Artwork van Scott Hartman onthult de botstructuur van Diplodocus. (Foto: © Scott Hartman / Alle rechten voorbehouden)

Diplodocus’ lange staart diende mogelijk als tegenwicht voor zijn nek. Een studie uit 1997 in het tijdschrift Paleontology toonde ook aan dat diplodociden – dinosaurussen uit de taxonomiefamilie Diplodocidae, waartoe ook Diplodocus en Apatosaurus (voorheen Brontosaurus) behoren – de uiteinden van hun staart met supersonische snelheid konden zwiepen, waarbij een kanonachtige knal werd geproduceerd, mogelijk om potentiële aanvallers of rivalen te intimideren, of voor communicatie en hofmakerij.

Enorme dinosaurus

Het schatten van de massa van dinosaurussen is vaak moeilijk, en moderne schattingen van de massa van Diplodocus (D. hallorum niet meegerekend) lopen uiteen van 11 tot 17,6 ton. De grote staart van de dinosaurus plaatste zijn massamiddelpunt vrij ver naar achteren op zijn lichaam, zei David Button, een paleontoloog aan de Universiteit van Bristol in het Verenigd Koninkrijk.

“Het lijkt erop dat zijn massamiddelpunt zo ver naar achteren ligt dat hij niet erg snel had kunnen lopen,” vertelde Button aan Live Science, eraan toevoegend dat deze positie van het massamiddelpunt het Diplodocus ook vrij gemakkelijk zou hebben gemaakt om zich op zijn achterpoten op te richten.

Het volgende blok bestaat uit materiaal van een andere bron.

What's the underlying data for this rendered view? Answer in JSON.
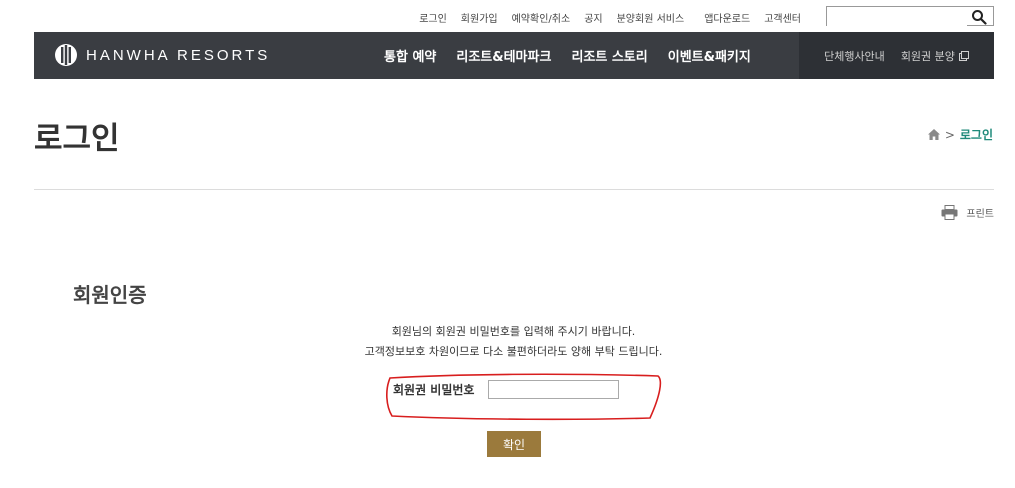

Gebaseerd op een reconstructie van Diplodocus door paleontoloog Oliver P. Hay uit 1910, dachten wetenschappers aanvankelijk dat Diplodocus meer een hagedisachtige houding had, met gespreide ledematen,. De paleontoloog William J. Holland betoogde echter dat voor een dergelijke houding een grote kuil nodig zou zijn geweest om de maag van de dinosaurus te herbergen. In de jaren 1930 wezen fossiele voetafdrukken, of “trackways”, erop dat Diplodocus liep met zijn brede poten recht naar beneden, als een olifant.

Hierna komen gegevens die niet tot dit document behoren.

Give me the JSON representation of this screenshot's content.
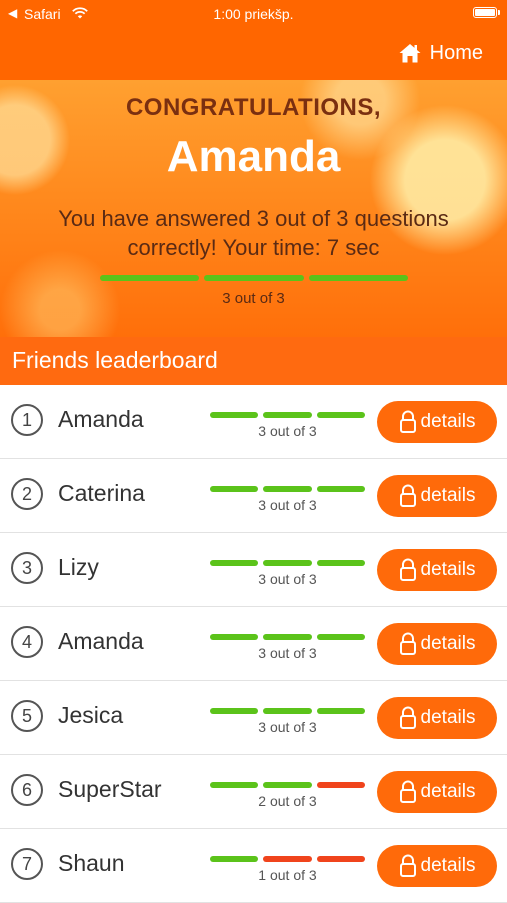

Net als bij sommige andere sauropoden zaten de neusopeningen van Diplodocus hoog op zijn voorhoofd in plaats van aan het eind van zijn snuit. Op een gegeven moment dachten wetenschappers dat Diplodocus misschien een slurf had. Een studie uit 2006 in het tijdschrift Geobios concludeerde echter dat Diplodocus niet de neuro-anatomie had die een slurf zou kunnen ondersteunen, na het vergelijken van schedels van de dinosaurus met die van olifanten.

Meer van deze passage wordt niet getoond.